LETTER TO THE EDITOR: WKU should use social media to improve campus community

Sam Ford

As a proud alum of both WKU and the College Heights Herald — and as someone who writes regularly about digital communication and advises companies about their social media policies — I have read with intrigue the controversies happening on campus. 

The Herald’s coverage has shown that university officials are not of one accord about today’s communication environment, nor about what the university’s role should be in this new world. 

I agree with Ms. Biggs that WKU has made great strides in its use of social media. And I praise President Ransdell for being personally dedicated to having a voice online. His comments that students should think about their communication online because of its permanence is right. 

But suggestions are a different matter than censoring. The university can’t hide behind trademark laws to remove things they don’t like. 

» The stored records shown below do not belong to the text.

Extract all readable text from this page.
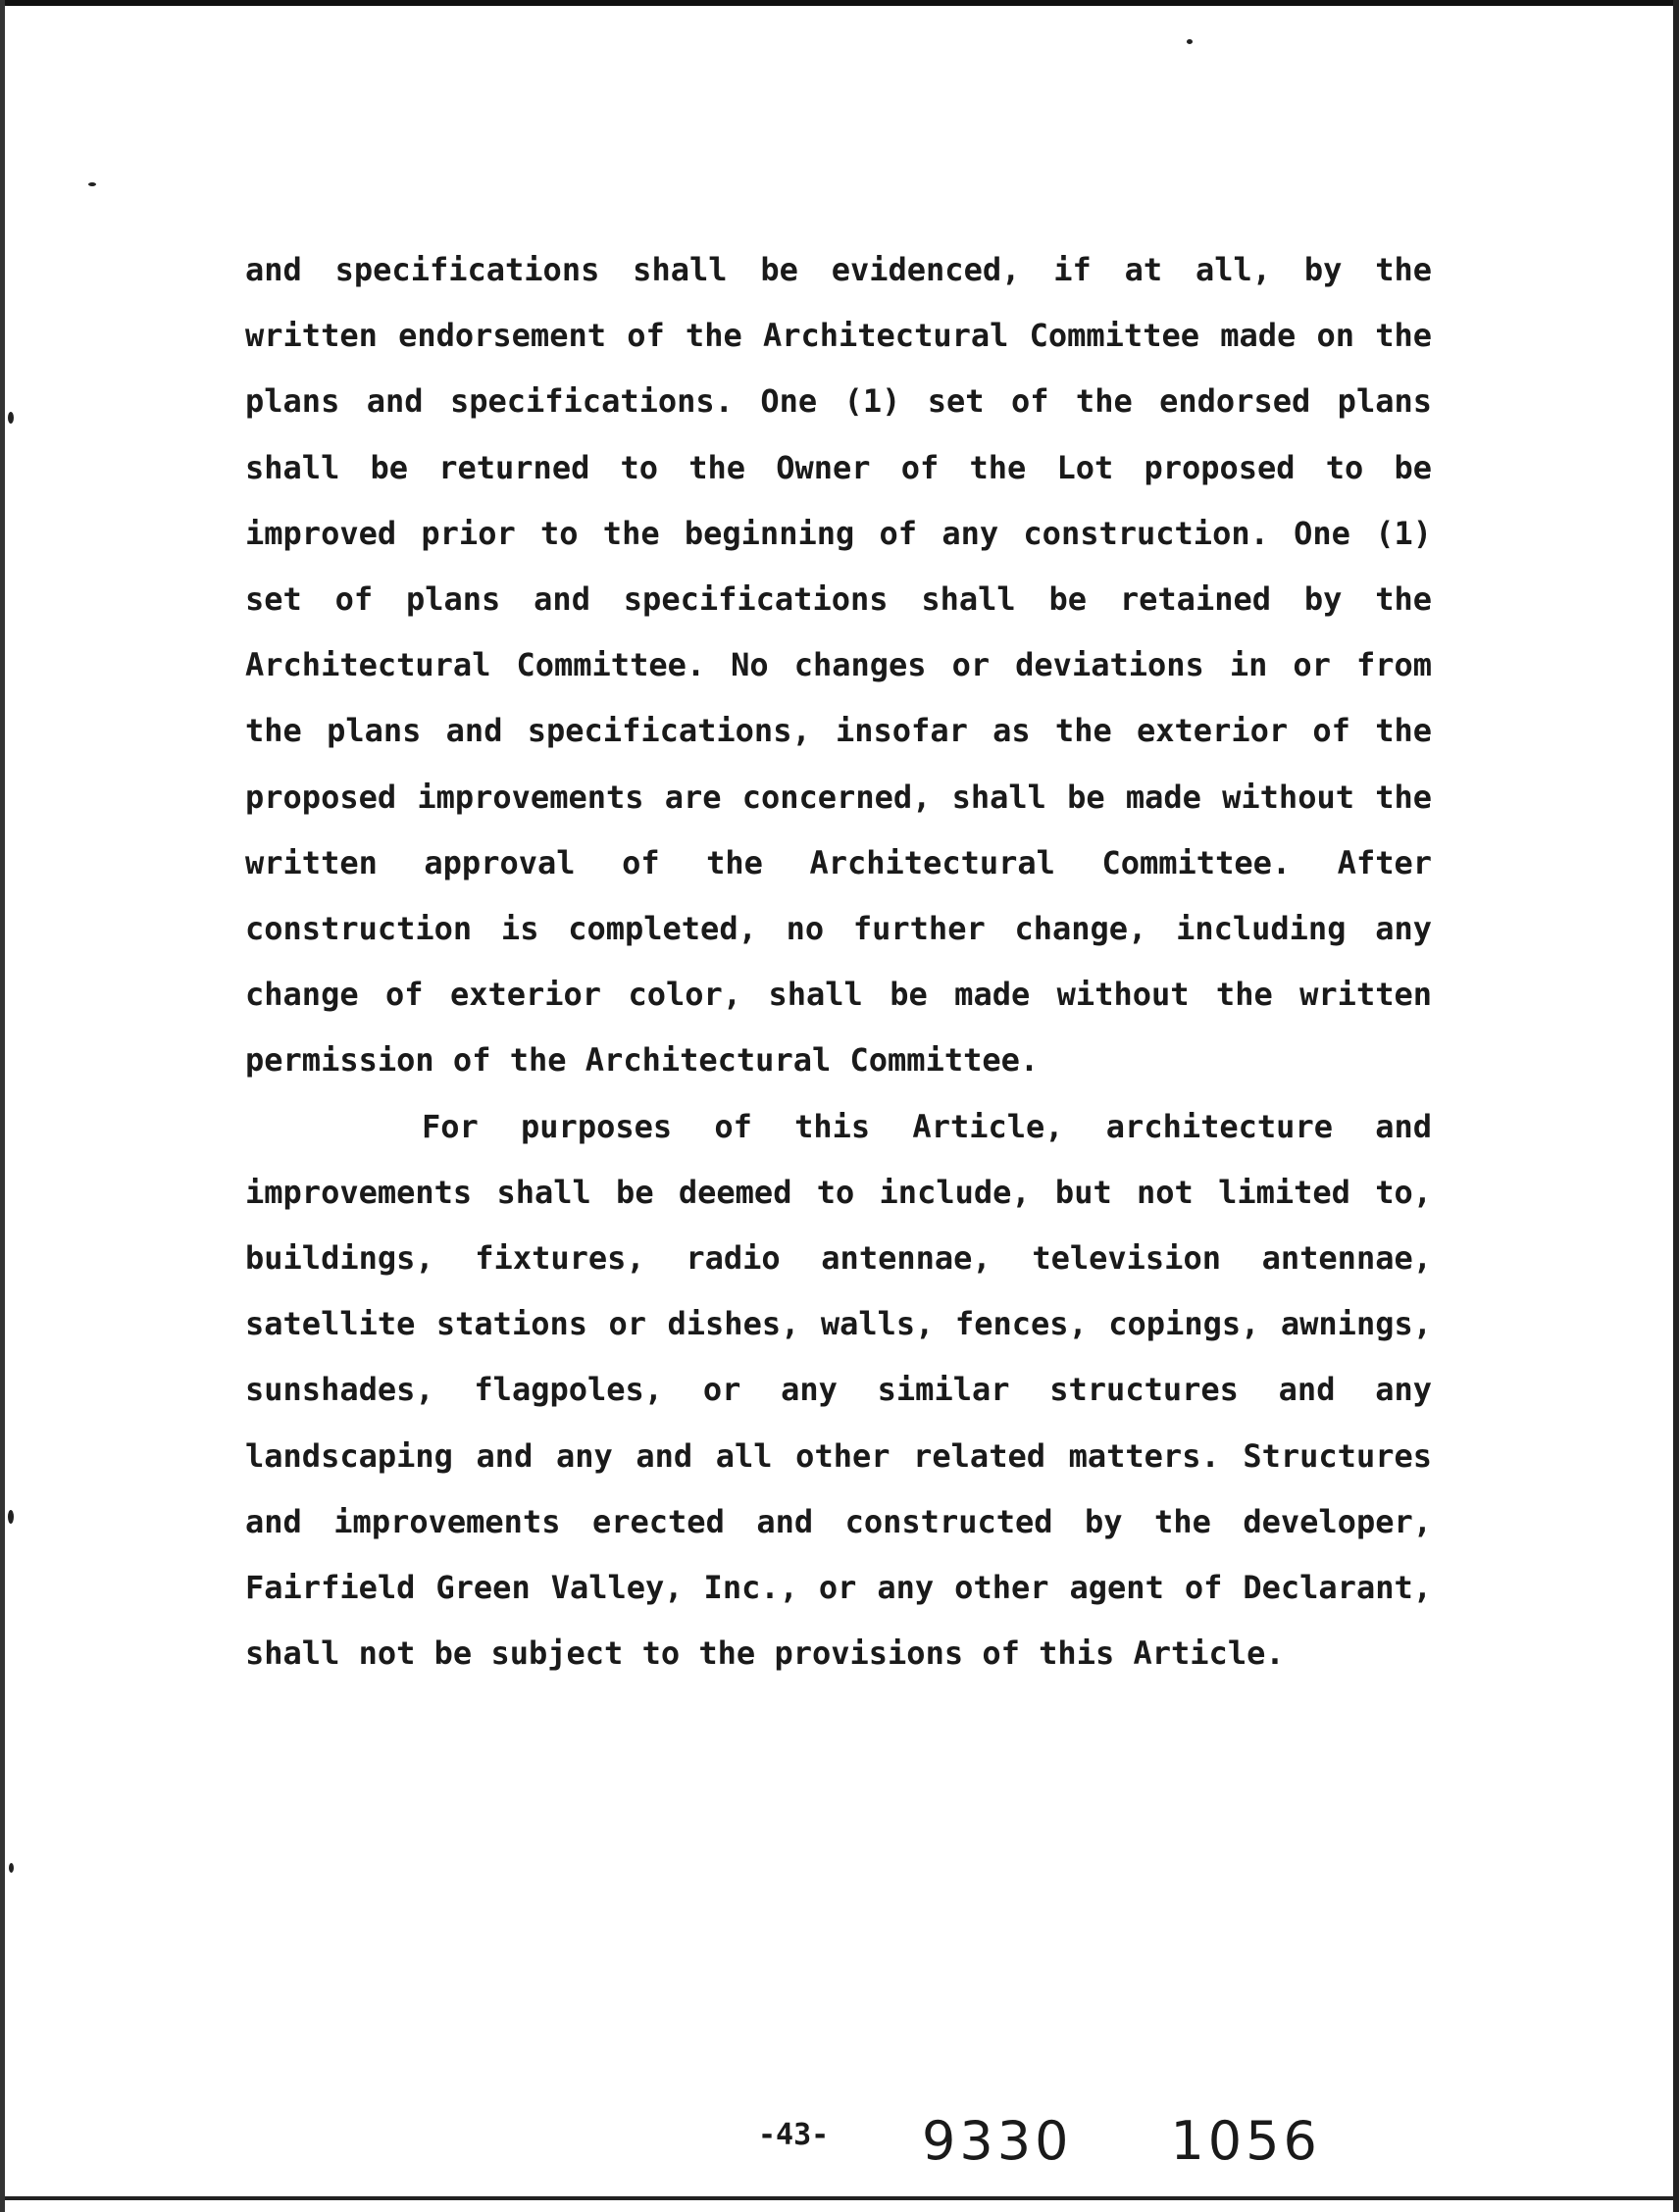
and specifications shall be evidenced, if at all, by the written endorsement of the Architectural Committee made on the plans and specifications. One (1) set of the endorsed plans shall be returned to the Owner of the Lot proposed to be improved prior to the beginning of any construction. One (1) set of plans and specifications shall be retained by the Architectural Committee. No changes or deviations in or from the plans and specifications, insofar as the exterior of the proposed improvements are concerned, shall be made without the written approval of the Architectural Committee. After construction is completed, no further change, including any change of exterior color, shall be made without the written permission of the Architectural Committee.

For purposes of this Article, architecture and improvements shall be deemed to include, but not limited to, buildings, fixtures, radio antennae, television antennae, satellite stations or dishes, walls, fences, copings, awnings, sunshades, flagpoles, or any similar structures and any landscaping and any and all other related matters. Structures and improvements erected and constructed by the developer, Fairfield Green Valley, Inc., or any other agent of Declarant, shall not be subject to the provisions of this Article.

-43- 9330 1056
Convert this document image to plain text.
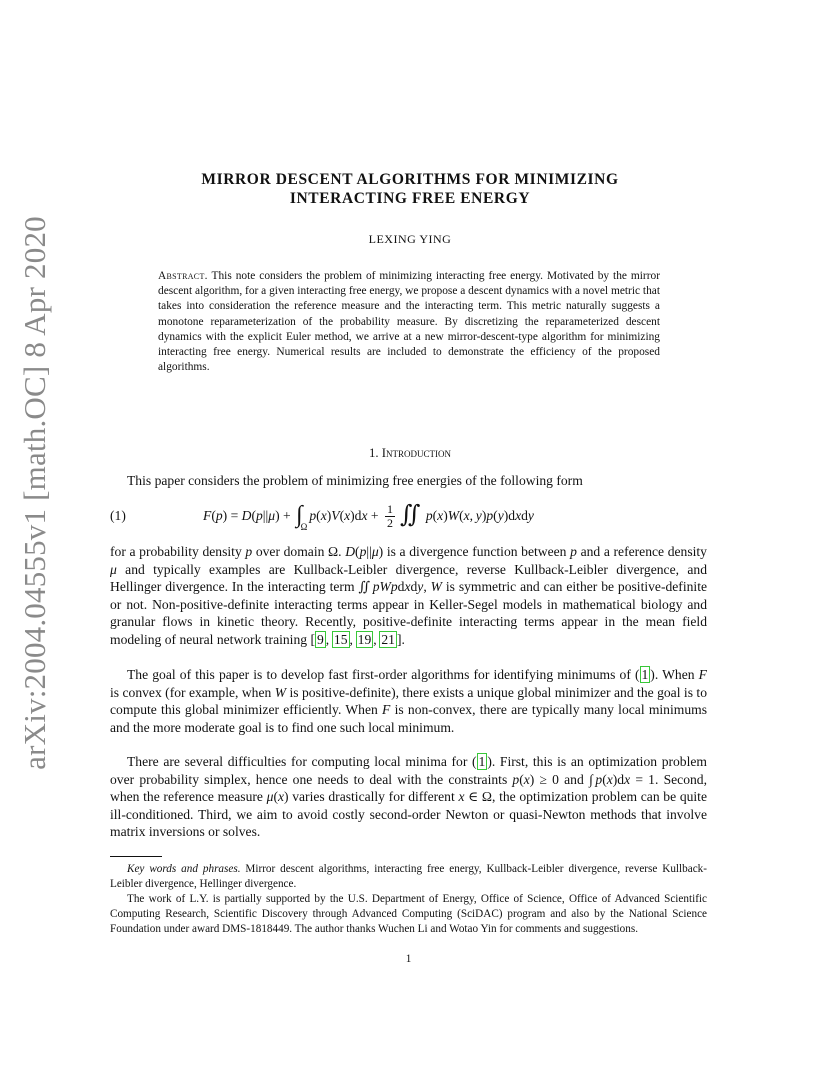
arXiv:2004.04555v1 [math.OC] 8 Apr 2020
MIRROR DESCENT ALGORITHMS FOR MINIMIZING
INTERACTING FREE ENERGY
LEXING YING
Abstract. This note considers the problem of minimizing interacting free energy. Motivated by the mirror descent algorithm, for a given interacting free energy, we propose a descent dynamics with a novel metric that takes into consideration the reference measure and the interacting term. This metric naturally suggests a monotone reparameterization of the probability measure. By discretizing the reparameterized descent dynamics with the explicit Euler method, we arrive at a new mirror-descent-type algorithm for minimizing interacting free energy. Numerical results are included to demonstrate the efficiency of the proposed algorithms.
1. Introduction
This paper considers the problem of minimizing free energies of the following form
(1)	F ( p ) = D ( p || μ ) + ∫
Ω
p ( x ) V ( x )d $x + \frac{1}{2}$ ∬
p ( x ) W ( x ,  y ) p ( y )d x d y
for a probability density p over domain Ω. D(p||μ) is a divergence function between p and a reference density μ and typically examples are Kullback-Leibler divergence, reverse Kullback-Leibler divergence, and Hellinger divergence. In the interacting term ∬ pWpdxdy, W is symmetric and can either be positive-definite or not. Non-positive-definite interacting terms appear in Keller-Segel models in mathematical biology and granular flows in kinetic theory. Recently, positive-definite interacting terms appear in the mean field modeling of neural network training [ 9 , 15 , 19 , 21 ].
The goal of this paper is to develop fast first-order algorithms for identifying minimums of ( 1 ). When F is convex (for example, when W is positive-definite), there exists a unique global minimizer and the goal is to compute this global minimizer efficiently. When F is non-convex, there are typically many local minimums and the more moderate goal is to find one such local minimum.
There are several difficulties for computing local minima for ( 1 ). First, this is an optimization problem over probability simplex, hence one needs to deal with the constraints p(x) ≥ 0 and ∫ p(x)dx = 1. Second, when the reference measure μ(x) varies drastically for different x ∈ Ω, the optimization problem can be quite ill-conditioned. Third, we aim to avoid costly second-order Newton or quasi-Newton methods that involve matrix inversions or solves.
Key words and phrases. Mirror descent algorithms, interacting free energy, Kullback-Leibler divergence, reverse Kullback-Leibler divergence, Hellinger divergence.
The work of L.Y. is partially supported by the U.S. Department of Energy, Office of Science, Office of Advanced Scientific Computing Research, Scientific Discovery through Advanced Computing (SciDAC) program and also by the National Science Foundation under award DMS-1818449. The author thanks Wuchen Li and Wotao Yin for comments and suggestions.
1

I thought Mr. Skipper’s comments in Thursday’s Herald was particularly on the mark. University officials should not be using social media monitoring as surveillance on students or to find excuses to censor comments they don’t like. But they very well SHOULD be listening to what students say in social 

media. 

Rather than brainstorming legal means to censor comments, university officials should use the insights they glean from listening to make WKU a better place for its students, its faculty and staff, and its extended community. 

Let’s hope this conversation is one that helps to unify an appropriate understanding of social media across campus offices. We in the WKU community will be listening closely in our own right.